Saving preemies’ vision
Drug may offer new option to reverse aberrant blood vessel growth in the eyes of babies born preterm
By Nathan Seppa
Some premature infants with a potentially blinding eye condition called retinopathy may now have an alternative to the laser surgery currently used to treat it. A drug outperforms the surgery in newborns who have abnormal blood vessel growth in the back of the retina near the optic nerve, researchers report in the Feb. 17 New England Journal of Medicine.
The drug, bevacizumab, is used against some cancers because it inhibits manufacture of a protein called vascular endothelial growth factor, or VEGF, that drives vessel growth. Although VEGF is necessary for normal organ development, some premature newborns make too much in the eyes, fostering aberrant vessel networks that can lead to a detached retina and blindness if untreated.
Babies born 10 weeks or more prematurely and weighing less than 3 pounds at birth are at highest risk for this condition, called retinopathy of prematurity. It usually resolves on its own. If not, laser surgery can burn off abnormal vessels, curbing VEGF and stopping vessel growth, reducing the blindness risk to 1 percent from 50 percent in untreated eyes, says Kimberly Drenser, a retinal surgeon at Oakland University in Rochester, Mich., who wasn’t involved in this study. “Laser surgery, when it’s done well, is extremely effective,” she says.
But laser treatment and cryotherapy, a freezing technique, damage peripheral areas of the retina, limiting side vision while saving more essential straight-on vision.
The new study is the first to pit laser surgery, currently the preferred treatment, against bevacizumab, also called Avastin, in children randomly chosen to get one treatment or the other, says study coauthor Helen Mintz-Hittner, a pediatric ophthalmologist at the University of Texas Health Science Center at Houston. In the past three years, she and her colleagues assigned 143 infants with retinopathy to get either laser surgery or an injection of bevacizumab in each eye.
Of these children, 64 had retinopathy centered around the area of the retina connected with the optic nerve, what doctors call zone 1. This group showed a benefit from the drug — only two of 31 had a recurrence of disease in the form of vessel growth in subsequent several months, compared with 14 of 33 babies getting laser surgery.

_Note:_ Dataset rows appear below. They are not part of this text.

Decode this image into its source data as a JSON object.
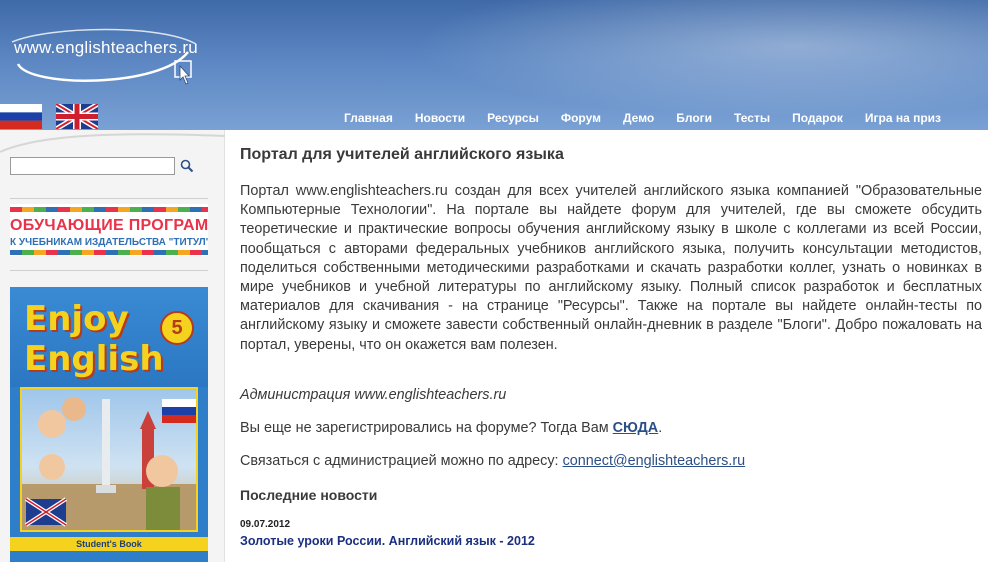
{
  "header": {
    "logo_text": "www.englishteachers.ru"
  },
  "languages": [
    {
      "name": "Русский"
    },
    {
      "name": "English"
    }
  ],
  "nav": {
    "items": [
      "Главная",
      "Новости",
      "Ресурсы",
      "Форум",
      "Демо",
      "Блоги",
      "Тесты",
      "Подарок",
      "Игра на приз"
    ]
  },
  "sidebar": {
    "search": {
      "value": "",
      "placeholder": ""
    },
    "banner1": {
      "line1": "ОБУЧАЮЩИЕ ПРОГРАММЫ",
      "line2": "К УЧЕБНИКАМ ИЗДАТЕЛЬСТВА \"ТИТУЛ\""
    },
    "book": {
      "title1": "Enjoy",
      "title2": "English",
      "number": "5",
      "label": "Student's Book"
    }
  },
  "main": {
    "title": "Портал для учителей английского языка",
    "intro": "Портал www.englishteachers.ru создан для всех учителей английского языка компанией \"Образовательные Компьютерные Технологии\". На портале вы найдете форум для учителей, где вы сможете обсудить теоретические и практические вопросы обучения английскому языку в школе с коллегами из всей России, пообщаться с авторами федеральных учебников английского языка, получить консультации методистов, поделиться собственными методическими разработками и скачать разработки коллег, узнать о новинках в мире учебников и учебной литературы по английскому языку. Полный список разработок и бесплатных материалов для скачивания - на странице \"Ресурсы\". Также на портале вы найдете онлайн-тесты по английскому языку и сможете завести собственный онлайн-дневник в разделе \"Блоги\". Добро пожаловать на портал, уверены, что он окажется вам полезен.",
    "admin": "Администрация www.englishteachers.ru",
    "register_text": "Вы еще не зарегистрировались на форуме? Тогда Вам ",
    "register_link": "СЮДА",
    "register_end": ".",
    "contact_text": "Связаться с администрацией можно по адресу: ",
    "contact_email": "connect@englishteachers.ru",
    "news_heading": "Последние новости",
    "news": [
      {
        "date": "09.07.2012",
        "title": "Золотые уроки России. Английский язык - 2012"
      }
    ]
  },
  "colors": {
    "header_blue": "#3f6aa8",
    "link": "#2c4f86",
    "news_link": "#1b2f80",
    "banner_red": "#e8334a",
    "book_yellow": "#f5d21d"
  }
}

The other 79 infants had abnormal vessel growth in a ring outside the zone 1 area. They didn’t show substantially greater benefit from one therapy over the other.

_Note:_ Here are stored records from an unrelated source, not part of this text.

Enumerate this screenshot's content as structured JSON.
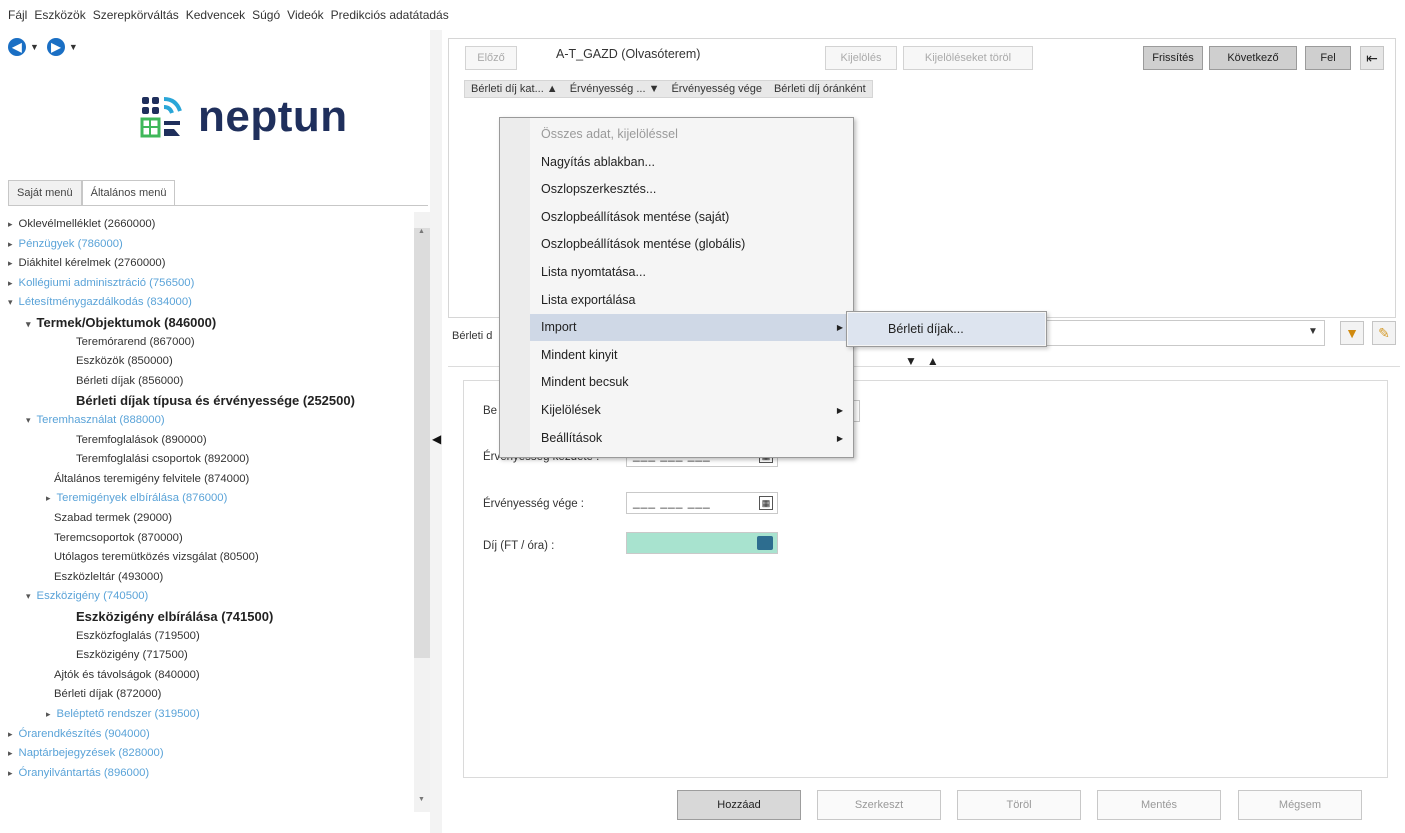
{
  "menubar": [
    "Fájl",
    "Eszközök",
    "Szerepkörváltás",
    "Kedvencek",
    "Súgó",
    "Videók",
    "Predikciós adatátadás"
  ],
  "logo": {
    "text": "neptun"
  },
  "tabs": [
    "Saját menü",
    "Általános menü"
  ],
  "tree": [
    {
      "label": "Oklevélmelléklet (2660000)",
      "style": "normal",
      "arrow": "▸"
    },
    {
      "label": "Pénzügyek (786000)",
      "style": "link",
      "arrow": "▸"
    },
    {
      "label": "Diákhitel kérelmek (2760000)",
      "style": "normal",
      "arrow": "▸"
    },
    {
      "label": "Kollégiumi adminisztráció (756500)",
      "style": "link",
      "arrow": "▸"
    },
    {
      "label": "Létesítménygazdálkodás (834000)",
      "style": "link",
      "arrow": "▾"
    },
    {
      "label": "Termek/Objektumok (846000)",
      "style": "bold",
      "arrow": "▾"
    },
    {
      "label": "Teremórarend (867000)",
      "style": "normal",
      "arrow": ""
    },
    {
      "label": "Eszközök (850000)",
      "style": "normal",
      "arrow": ""
    },
    {
      "label": "Bérleti díjak (856000)",
      "style": "normal",
      "arrow": ""
    },
    {
      "label": "Bérleti díjak típusa és érvényessége (252500)",
      "style": "bold",
      "arrow": ""
    },
    {
      "label": "Teremhasználat (888000)",
      "style": "link",
      "arrow": "▾"
    },
    {
      "label": "Teremfoglalások (890000)",
      "style": "normal",
      "arrow": ""
    },
    {
      "label": "Teremfoglalási csoportok (892000)",
      "style": "normal",
      "arrow": ""
    },
    {
      "label": "Általános teremigény felvitele (874000)",
      "style": "normal",
      "arrow": ""
    },
    {
      "label": "Teremigények elbírálása (876000)",
      "style": "link",
      "arrow": "▸"
    },
    {
      "label": "Szabad termek (29000)",
      "style": "normal",
      "arrow": ""
    },
    {
      "label": "Teremcsoportok (870000)",
      "style": "normal",
      "arrow": ""
    },
    {
      "label": "Utólagos teremütközés vizsgálat (80500)",
      "style": "normal",
      "arrow": ""
    },
    {
      "label": "Eszközleltár (493000)",
      "style": "normal",
      "arrow": ""
    },
    {
      "label": "Eszközigény (740500)",
      "style": "link",
      "arrow": "▾"
    },
    {
      "label": "Eszközigény elbírálása (741500)",
      "style": "bold",
      "arrow": ""
    },
    {
      "label": "Eszközfoglalás (719500)",
      "style": "normal",
      "arrow": ""
    },
    {
      "label": "Eszközigény (717500)",
      "style": "normal",
      "arrow": ""
    },
    {
      "label": "Ajtók és távolságok (840000)",
      "style": "normal",
      "arrow": ""
    },
    {
      "label": "Bérleti díjak (872000)",
      "style": "normal",
      "arrow": ""
    },
    {
      "label": "Beléptető rendszer (319500)",
      "style": "link",
      "arrow": "▸"
    },
    {
      "label": "Órarendkészítés (904000)",
      "style": "link",
      "arrow": "▸"
    },
    {
      "label": "Naptárbejegyzések (828000)",
      "style": "link",
      "arrow": "▸"
    },
    {
      "label": "Óranyilvántartás (896000)",
      "style": "link",
      "arrow": "▸"
    }
  ],
  "toolbar": {
    "prev": "Előző",
    "title": "A-T_GAZD (Olvasóterem)",
    "select": "Kijelölés",
    "clear_select": "Kijelöléseket töröl",
    "refresh": "Frissítés",
    "next": "Következő",
    "up": "Fel"
  },
  "grid_columns": [
    "Bérleti díj kat... ▲",
    "Érvényesség ... ▼",
    "Érvényesség vége",
    "Bérleti díj óránként"
  ],
  "filter": {
    "label": "Bérleti d"
  },
  "context_menu": [
    {
      "label": "Összes adat, kijelöléssel",
      "disabled": true,
      "arrow": false
    },
    {
      "label": "Nagyítás ablakban...",
      "disabled": false,
      "arrow": false
    },
    {
      "label": "Oszlopszerkesztés...",
      "disabled": false,
      "arrow": false
    },
    {
      "label": "Oszlopbeállítások mentése (saját)",
      "disabled": false,
      "arrow": false
    },
    {
      "label": "Oszlopbeállítások mentése (globális)",
      "disabled": false,
      "arrow": false
    },
    {
      "label": "Lista nyomtatása...",
      "disabled": false,
      "arrow": false
    },
    {
      "label": "Lista exportálása",
      "disabled": false,
      "arrow": false
    },
    {
      "label": "Import",
      "disabled": false,
      "arrow": true,
      "highlight": true
    },
    {
      "label": "Mindent kinyit",
      "disabled": false,
      "arrow": false
    },
    {
      "label": "Mindent becsuk",
      "disabled": false,
      "arrow": false
    },
    {
      "label": "Kijelölések",
      "disabled": false,
      "arrow": true
    },
    {
      "label": "Beállítások",
      "disabled": false,
      "arrow": true
    }
  ],
  "submenu": {
    "item": "Bérleti díjak..."
  },
  "form": {
    "label1": "Be",
    "label2": "Érvényesség kezdete :",
    "label3": "Érvényesség vége :",
    "label4": "Díj (FT / óra) :",
    "date_mask": "___ ___ ___"
  },
  "bottom_buttons": {
    "add": "Hozzáad",
    "edit": "Szerkeszt",
    "delete": "Töröl",
    "save": "Mentés",
    "cancel": "Mégsem"
  }
}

“Bevacizumab should become the treatment of choice for zone 1 retinopathy of prematurity,” says pediatric ophthalmologist James Reynolds of the Ross Eye Institute and the University at Buffalo, writing in the same New England Journal of Medicine issue. “I speculate that intravitreal [within the eye] bevacizumab treatment will prove to be at least equal to laser therapy in clinical effectiveness for most forms of retinopathy of prematurity.”
Mintz-Hittner says bevacizumab injection wouldn’t require an eye surgeon to perform. That could be an advantage in developing countries lacking laser surgery facilities, she says.
“Given that a significant effect of Avastin was only seen in zone 1 disease, there might be a case for using this therapy in that condition,” says Brian Darlow, a neonatal pediatrician at the University of Otago in Christchurch, New Zealand. “But parents would need to be carefully counseled that the long-term harm or benefit is not known — so essentially the treatment is still experimental.”
Drenser notes that comparing the drug against laser surgery is tricky because some surgeons are much better at the surgery than others.
Meanwhile, some researchers remain uneasy about introducing a VEGF inhibitor in a preemie because VEGF is important for development of the brain and other organs. Bevacizumab could pose a risk if it escaped the eye, Drenser says. An earlier study in adults with retinopathy had noted that treating one eye with bevacizumab seemed to have an effect on the other eye. And Darlow notes that data from studies in animals show bevacizumab found its way into circulation after it was injected into an eye.
Mintz-Hittner counters that infants’ eyes contain very thick vitreous fluid, which limits flow. This becomes thinner and more watery only later in life.
Drenser acknowledges one potential advantage for bevacizumab: It might buy the eye time to regrow more functional retina later in life than does laser surgery. But a treated eye would require close follow-up, she says.